El regreso de Nikola Mirotic al baloncesto europeo era una de las grandes atracciones de esta Supercopa Endesa. El ala-pívot volvía a la que fue su casa, el WiZink Center, que le recibió con una sonora pitada en su estreno en partido oficial con el Barça. Fue el comienzo de un partido nada sencillo para él, en el que acabó con 14 puntos (6 de 14 en tiros), 5 rebotes y 11 de valoración en el triunfo del Barça ante el Valencia Basket, que supone el pase del equipo azulgrana a la final (71-65).

Mirotic salió como titular en el equipo de Svetislav Pesic. La sensación visual que da, viendo el partido en directo, a pocos metros de él, es de estar físicamente como un tiro. Ágil, rápido y fuerte. Muy grande. De salida, Pesic emparejó a Mirotic en la pintura con Ante Tomic como pareja interior. Enfrente, Bojan Dubljevic y Brock Motum.

Mirotic no anotó en su primera acción, un lanzamiento de dos, pero sí lo hizo en su segundo intento a canasta, que puso el 6-4 en el marcador con un reverso rapidísimo sobre su defensor. Falló su primer triple y volvió a anotar en el primer cuarto combinando ya con Brandon Davies en cancha. Se le vio activo, poniendo el balón en el suelo y tratando de ocupar mucho espacio en defensa con su físico. El Barça le buscó constantemente en sus primeros minutos, recibiendo de espaldas en varias ocasiones. Se sentó a 2 minutos del final del primer cuarto con 4 puntos, un 2 de 5 en tiros (falló sus dos primeros triples), 1 balón recuperado y 1 perdido.

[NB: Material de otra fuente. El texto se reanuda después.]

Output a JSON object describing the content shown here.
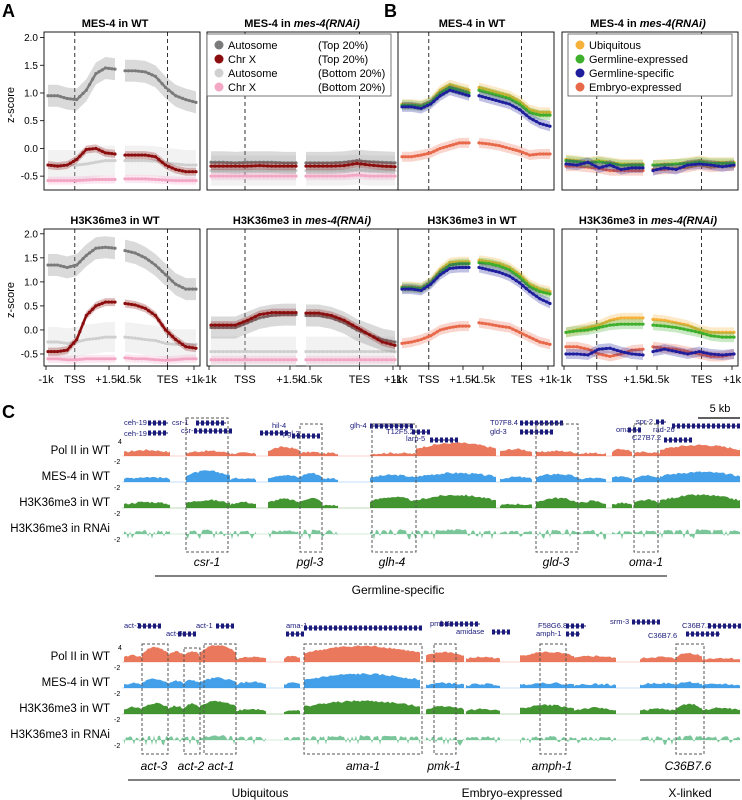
{
  "panels": {
    "A": "A",
    "B": "B",
    "C": "C"
  },
  "ylabel": "z-score",
  "yticks": [
    "-0.5",
    "0.0",
    "0.5",
    "1.0",
    "1.5",
    "2.0"
  ],
  "xticks": [
    "-1k",
    "TSS",
    "+1.5k",
    "-1.5k",
    "TES",
    "+1k"
  ],
  "legend_A": [
    {
      "label": "Autosome",
      "note": "(Top 20%)",
      "color": "#7a7a7a"
    },
    {
      "label": "Chr X",
      "note": "(Top 20%)",
      "color": "#8b0d0d"
    },
    {
      "label": "Autosome",
      "note": "(Bottom 20%)",
      "color": "#d0d0d0"
    },
    {
      "label": "Chr X",
      "note": "(Bottom 20%)",
      "color": "#f3a7c4"
    }
  ],
  "legend_B": [
    {
      "label": "Ubiquitous",
      "color": "#f6b13a"
    },
    {
      "label": "Germline-expressed",
      "color": "#3daf2c"
    },
    {
      "label": "Germline-specific",
      "color": "#1f1f9e"
    },
    {
      "label": "Embryo-expressed",
      "color": "#e8694a"
    }
  ],
  "titles": {
    "A_top_left": "MES-4 in WT",
    "A_top_right_pre": "MES-4 in ",
    "A_top_right_em": "mes-4(RNAi)",
    "A_bot_left": "H3K36me3 in WT",
    "A_bot_right_pre": "H3K36me3 in ",
    "A_bot_right_em": "mes-4(RNAi)",
    "B_top_left": "MES-4 in WT",
    "B_top_right_pre": "MES-4 in ",
    "B_top_right_em": "mes-4(RNAi)",
    "B_bot_left": "H3K36me3 in WT",
    "B_bot_right_pre": "H3K36me3 in ",
    "B_bot_right_em": "mes-4(RNAi)"
  },
  "chart_data": [
    {
      "type": "line",
      "panel": "A",
      "title": "MES-4 in WT",
      "ylim": [
        -0.75,
        2.1
      ],
      "series": [
        {
          "name": "Autosome (Top 20%)",
          "left": [
            0.95,
            0.95,
            0.9,
            0.88,
            1.05,
            1.35,
            1.45,
            1.43
          ],
          "right": [
            1.4,
            1.4,
            1.38,
            1.3,
            1.1,
            0.95,
            0.88,
            0.83
          ]
        },
        {
          "name": "Chr X (Top 20%)",
          "left": [
            -0.3,
            -0.32,
            -0.3,
            -0.2,
            -0.02,
            0.0,
            -0.08,
            -0.1
          ],
          "right": [
            -0.12,
            -0.12,
            -0.12,
            -0.15,
            -0.3,
            -0.38,
            -0.42,
            -0.42
          ]
        },
        {
          "name": "Autosome (Bottom 20%)",
          "left": [
            -0.3,
            -0.3,
            -0.3,
            -0.3,
            -0.28,
            -0.25,
            -0.22,
            -0.22
          ],
          "right": [
            -0.22,
            -0.22,
            -0.22,
            -0.23,
            -0.26,
            -0.28,
            -0.3,
            -0.3
          ]
        },
        {
          "name": "Chr X (Bottom 20%)",
          "left": [
            -0.58,
            -0.58,
            -0.58,
            -0.58,
            -0.57,
            -0.56,
            -0.56,
            -0.56
          ],
          "right": [
            -0.55,
            -0.55,
            -0.55,
            -0.56,
            -0.57,
            -0.58,
            -0.58,
            -0.58
          ]
        }
      ]
    },
    {
      "type": "line",
      "panel": "A",
      "title": "MES-4 in mes-4(RNAi)",
      "ylim": [
        -0.75,
        2.1
      ],
      "series": [
        {
          "name": "Autosome (Top 20%)",
          "left": [
            -0.25,
            -0.25,
            -0.26,
            -0.25,
            -0.25,
            -0.25,
            -0.26,
            -0.26
          ],
          "right": [
            -0.26,
            -0.26,
            -0.26,
            -0.25,
            -0.22,
            -0.24,
            -0.25,
            -0.26
          ]
        },
        {
          "name": "Chr X (Top 20%)",
          "left": [
            -0.32,
            -0.32,
            -0.32,
            -0.32,
            -0.31,
            -0.32,
            -0.32,
            -0.32
          ],
          "right": [
            -0.32,
            -0.32,
            -0.32,
            -0.31,
            -0.27,
            -0.3,
            -0.32,
            -0.33
          ]
        },
        {
          "name": "Autosome (Bottom 20%)",
          "left": [
            -0.4,
            -0.4,
            -0.4,
            -0.4,
            -0.4,
            -0.4,
            -0.4,
            -0.4
          ],
          "right": [
            -0.4,
            -0.4,
            -0.4,
            -0.4,
            -0.38,
            -0.4,
            -0.4,
            -0.4
          ]
        },
        {
          "name": "Chr X (Bottom 20%)",
          "left": [
            -0.5,
            -0.5,
            -0.5,
            -0.5,
            -0.5,
            -0.5,
            -0.5,
            -0.5
          ],
          "right": [
            -0.5,
            -0.5,
            -0.5,
            -0.5,
            -0.48,
            -0.5,
            -0.5,
            -0.5
          ]
        }
      ]
    },
    {
      "type": "line",
      "panel": "A",
      "title": "H3K36me3 in WT",
      "ylim": [
        -0.75,
        2.1
      ],
      "series": [
        {
          "name": "Autosome (Top 20%)",
          "left": [
            1.35,
            1.35,
            1.3,
            1.35,
            1.55,
            1.7,
            1.72,
            1.7
          ],
          "right": [
            1.65,
            1.6,
            1.5,
            1.35,
            1.15,
            0.95,
            0.85,
            0.85
          ]
        },
        {
          "name": "Chr X (Top 20%)",
          "left": [
            -0.45,
            -0.45,
            -0.42,
            -0.2,
            0.3,
            0.5,
            0.58,
            0.58
          ],
          "right": [
            0.55,
            0.52,
            0.45,
            0.3,
            0.0,
            -0.2,
            -0.35,
            -0.38
          ]
        },
        {
          "name": "Autosome (Bottom 20%)",
          "left": [
            -0.25,
            -0.25,
            -0.28,
            -0.25,
            -0.2,
            -0.18,
            -0.15,
            -0.15
          ],
          "right": [
            -0.15,
            -0.17,
            -0.2,
            -0.22,
            -0.28,
            -0.3,
            -0.3,
            -0.3
          ]
        },
        {
          "name": "Chr X (Bottom 20%)",
          "left": [
            -0.6,
            -0.6,
            -0.62,
            -0.62,
            -0.6,
            -0.6,
            -0.6,
            -0.6
          ],
          "right": [
            -0.58,
            -0.6,
            -0.6,
            -0.62,
            -0.63,
            -0.62,
            -0.6,
            -0.6
          ]
        }
      ]
    },
    {
      "type": "line",
      "panel": "A",
      "title": "H3K36me3 in mes-4(RNAi)",
      "ylim": [
        -0.75,
        2.1
      ],
      "series": [
        {
          "name": "Autosome (Top 20%)",
          "left": [
            0.05,
            0.05,
            0.05,
            0.15,
            0.25,
            0.3,
            0.32,
            0.32
          ],
          "right": [
            0.3,
            0.3,
            0.25,
            0.15,
            0.0,
            -0.1,
            -0.2,
            -0.25
          ]
        },
        {
          "name": "Chr X (Top 20%)",
          "left": [
            0.1,
            0.1,
            0.1,
            0.2,
            0.32,
            0.36,
            0.36,
            0.36
          ],
          "right": [
            0.35,
            0.35,
            0.3,
            0.2,
            0.05,
            -0.1,
            -0.25,
            -0.32
          ]
        },
        {
          "name": "Autosome (Bottom 20%)",
          "left": [
            -0.45,
            -0.45,
            -0.45,
            -0.45,
            -0.45,
            -0.45,
            -0.45,
            -0.45
          ],
          "right": [
            -0.45,
            -0.45,
            -0.45,
            -0.45,
            -0.45,
            -0.45,
            -0.45,
            -0.45
          ]
        },
        {
          "name": "Chr X (Bottom 20%)",
          "left": [
            -0.62,
            -0.62,
            -0.62,
            -0.62,
            -0.62,
            -0.62,
            -0.62,
            -0.62
          ],
          "right": [
            -0.62,
            -0.62,
            -0.62,
            -0.62,
            -0.62,
            -0.62,
            -0.62,
            -0.62
          ]
        }
      ]
    },
    {
      "type": "line",
      "panel": "B",
      "title": "MES-4 in WT",
      "ylim": [
        -0.75,
        2.1
      ],
      "series": [
        {
          "name": "Ubiquitous",
          "left": [
            0.8,
            0.8,
            0.78,
            0.85,
            1.05,
            1.15,
            1.1,
            1.05
          ],
          "right": [
            1.1,
            1.05,
            1.0,
            0.95,
            0.85,
            0.7,
            0.65,
            0.65
          ]
        },
        {
          "name": "Germline-expressed",
          "left": [
            0.78,
            0.78,
            0.76,
            0.83,
            1.0,
            1.1,
            1.05,
            1.0
          ],
          "right": [
            1.05,
            1.0,
            0.95,
            0.9,
            0.8,
            0.65,
            0.6,
            0.6
          ]
        },
        {
          "name": "Germline-specific",
          "left": [
            0.75,
            0.75,
            0.72,
            0.8,
            0.95,
            1.05,
            1.0,
            0.95
          ],
          "right": [
            0.95,
            0.9,
            0.85,
            0.8,
            0.7,
            0.55,
            0.45,
            0.4
          ]
        },
        {
          "name": "Embryo-expressed",
          "left": [
            -0.15,
            -0.15,
            -0.12,
            -0.08,
            0.0,
            0.05,
            0.1,
            0.1
          ],
          "right": [
            0.1,
            0.08,
            0.05,
            0.0,
            -0.05,
            -0.12,
            -0.1,
            -0.1
          ]
        }
      ]
    },
    {
      "type": "line",
      "panel": "B",
      "title": "MES-4 in mes-4(RNAi)",
      "ylim": [
        -0.75,
        2.1
      ],
      "series": [
        {
          "name": "Ubiquitous",
          "left": [
            -0.2,
            -0.22,
            -0.25,
            -0.22,
            -0.25,
            -0.28,
            -0.28,
            -0.28
          ],
          "right": [
            -0.3,
            -0.28,
            -0.28,
            -0.25,
            -0.22,
            -0.25,
            -0.25,
            -0.25
          ]
        },
        {
          "name": "Germline-expressed",
          "left": [
            -0.22,
            -0.24,
            -0.26,
            -0.24,
            -0.27,
            -0.3,
            -0.3,
            -0.3
          ],
          "right": [
            -0.3,
            -0.3,
            -0.28,
            -0.27,
            -0.24,
            -0.27,
            -0.27,
            -0.27
          ]
        },
        {
          "name": "Germline-specific",
          "left": [
            -0.28,
            -0.3,
            -0.25,
            -0.35,
            -0.3,
            -0.38,
            -0.35,
            -0.35
          ],
          "right": [
            -0.4,
            -0.35,
            -0.38,
            -0.3,
            -0.28,
            -0.3,
            -0.33,
            -0.3
          ]
        },
        {
          "name": "Embryo-expressed",
          "left": [
            -0.32,
            -0.32,
            -0.34,
            -0.36,
            -0.4,
            -0.4,
            -0.4,
            -0.4
          ],
          "right": [
            -0.38,
            -0.38,
            -0.36,
            -0.34,
            -0.3,
            -0.34,
            -0.32,
            -0.32
          ]
        }
      ]
    },
    {
      "type": "line",
      "panel": "B",
      "title": "H3K36me3 in WT",
      "ylim": [
        -0.75,
        2.1
      ],
      "series": [
        {
          "name": "Ubiquitous",
          "left": [
            0.9,
            0.9,
            0.88,
            1.0,
            1.25,
            1.4,
            1.42,
            1.42
          ],
          "right": [
            1.45,
            1.42,
            1.38,
            1.3,
            1.15,
            0.95,
            0.85,
            0.8
          ]
        },
        {
          "name": "Germline-expressed",
          "left": [
            0.88,
            0.88,
            0.86,
            0.98,
            1.2,
            1.35,
            1.38,
            1.38
          ],
          "right": [
            1.4,
            1.38,
            1.33,
            1.25,
            1.1,
            0.9,
            0.8,
            0.75
          ]
        },
        {
          "name": "Germline-specific",
          "left": [
            0.85,
            0.85,
            0.82,
            0.95,
            1.15,
            1.28,
            1.3,
            1.3
          ],
          "right": [
            1.3,
            1.25,
            1.2,
            1.12,
            0.98,
            0.8,
            0.65,
            0.55
          ]
        },
        {
          "name": "Embryo-expressed",
          "left": [
            -0.28,
            -0.25,
            -0.2,
            -0.12,
            0.0,
            0.05,
            0.08,
            0.08
          ],
          "right": [
            0.15,
            0.12,
            0.08,
            0.05,
            -0.05,
            -0.15,
            -0.25,
            -0.3
          ]
        }
      ]
    },
    {
      "type": "line",
      "panel": "B",
      "title": "H3K36me3 in mes-4(RNAi)",
      "ylim": [
        -0.75,
        2.1
      ],
      "series": [
        {
          "name": "Ubiquitous",
          "left": [
            -0.05,
            0.0,
            0.05,
            0.1,
            0.2,
            0.25,
            0.25,
            0.25
          ],
          "right": [
            0.22,
            0.2,
            0.15,
            0.1,
            0.0,
            -0.05,
            -0.05,
            -0.05
          ]
        },
        {
          "name": "Germline-expressed",
          "left": [
            -0.05,
            -0.02,
            0.0,
            0.05,
            0.1,
            0.12,
            0.12,
            0.12
          ],
          "right": [
            0.1,
            0.08,
            0.05,
            0.0,
            -0.05,
            -0.12,
            -0.15,
            -0.15
          ]
        },
        {
          "name": "Germline-specific",
          "left": [
            -0.5,
            -0.5,
            -0.52,
            -0.4,
            -0.38,
            -0.45,
            -0.5,
            -0.52
          ],
          "right": [
            -0.45,
            -0.4,
            -0.45,
            -0.5,
            -0.45,
            -0.5,
            -0.52,
            -0.5
          ]
        },
        {
          "name": "Embryo-expressed",
          "left": [
            -0.35,
            -0.35,
            -0.4,
            -0.5,
            -0.55,
            -0.5,
            -0.42,
            -0.4
          ],
          "right": [
            -0.35,
            -0.38,
            -0.4,
            -0.45,
            -0.5,
            -0.55,
            -0.55,
            -0.5
          ]
        }
      ]
    }
  ],
  "tracks": {
    "labels": [
      "Pol II in WT",
      "MES-4 in WT",
      "H3K36me3 in WT",
      "H3K36me3 in RNAi"
    ],
    "colors": [
      "#e8694a",
      "#2f96e6",
      "#2e8a1a",
      "#6cc08f"
    ],
    "ticks_top": "4",
    "ticks_bot": "-2",
    "scale": "5 kb"
  },
  "genes_row1": [
    {
      "name": "ceh-19",
      "name2": "csr-1"
    },
    {
      "name": "hil-4",
      "name2": "pgl-3"
    },
    {
      "name": "glh-4",
      "name2": "T12F5.2"
    },
    {
      "name": "T07F8.4",
      "name2": "gld-3"
    },
    {
      "name": "spr-2",
      "name2": "oma-1"
    }
  ],
  "gene_labels_extra": {
    "ceh19b": "ceh-19",
    "csr1b": "csr-1",
    "larp5": "larp-5",
    "rad26": "rad-26",
    "c27b7": "C27B7.2",
    "act2": "act-2",
    "act1": "act-1",
    "amidase": "amidase",
    "amph1": "amph-1",
    "srm3": "srm-3",
    "c36b73": "C36B7.3",
    "c36b76": "C36B7.6"
  },
  "genes_row2": [
    {
      "name": "act-3"
    },
    {
      "name": "ama-1"
    },
    {
      "name": "pmk-1"
    },
    {
      "name": "F58G6.8"
    },
    {
      "name": "C36B7.3"
    }
  ],
  "highlight_labels_row1": [
    "csr-1",
    "pgl-3",
    "glh-4",
    "gld-3",
    "oma-1"
  ],
  "highlight_labels_row2": [
    "act-3",
    "act-2",
    "act-1",
    "ama-1",
    "pmk-1",
    "amph-1",
    "C36B7.6"
  ],
  "groups": {
    "row1": "Germline-specific",
    "ubiquitous": "Ubiquitous",
    "embryo": "Embryo-expressed",
    "xlinked": "X-linked"
  }
}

Regresó a la cancha en el 2º cuarto, con 19-24, y cometió su primera falta. Esta vez, en ataque, se encontró Louis Labeyrie y cometió su segunda pérdida del partido intentando circular, antes de fallar un triple frontal (el tercero que erraba antes del descanso). Se le vio peleando por ganar la posición ya con Brock Motum, de espaldas, jugando mucho más cerca del aro de lo que habitualmente le habíamos visto en las últimas temporadas. Tuvo otro error en un semigancho antes de anotar una canasta en suspensión a una pierna. Media distancia, marca de la casa, justo antes del descanso. Su balance al descanso era de 6 puntos (3 de 8 en tiro), 2 rebotes y 3 de valoración.

Tras el paso por vestuario vimos la mejor versión de Nikola Mirotic. Firmó 5 puntos seguidos; primero con una canasta en transición y, en la siguiente acción, con un 2+1 que le puso ya en 11 puntos, emparejado con Labeyrie. Justo a continuación vimos una de las jugadas significativas que demuestran su buena forma. En un cambio defensivo, se quedó emparejado con Jordan Loyd, el estadounidense fichado por el Valencia esta temporada, y le aguantó en defensa en uno contra uno más allá de la línea 3. En las siguientes acciones, un fallo en suspensión desde media distancia y un triplazo con paso atrás (8 puntos en el tercer cuarto) antes de sentarse a falta de 4:45, sustituido por Pierre Oriola, con 14 puntos en su estadística, un 6 de 13 en tiros y 11 de valoración.

Mirotic se sentó con 46-38 en el marcador y volvió a pista en el último cuarto, con un 57-58 favorable al Valencia Basket y a falta de cinco minutos para el final. En ese tramo, no volvió a anotar, pero capturó dos rebotes importantes en defensa para acabar con esos 14 puntos. Un duelo nada sencillo para él, en el que no estuvo especialmente acertado en el lanzamiento pero demostró su facilidad para anotar en su regreso a Europa. Con él en cancha, el Barça ha registrado un +17 en el marcador.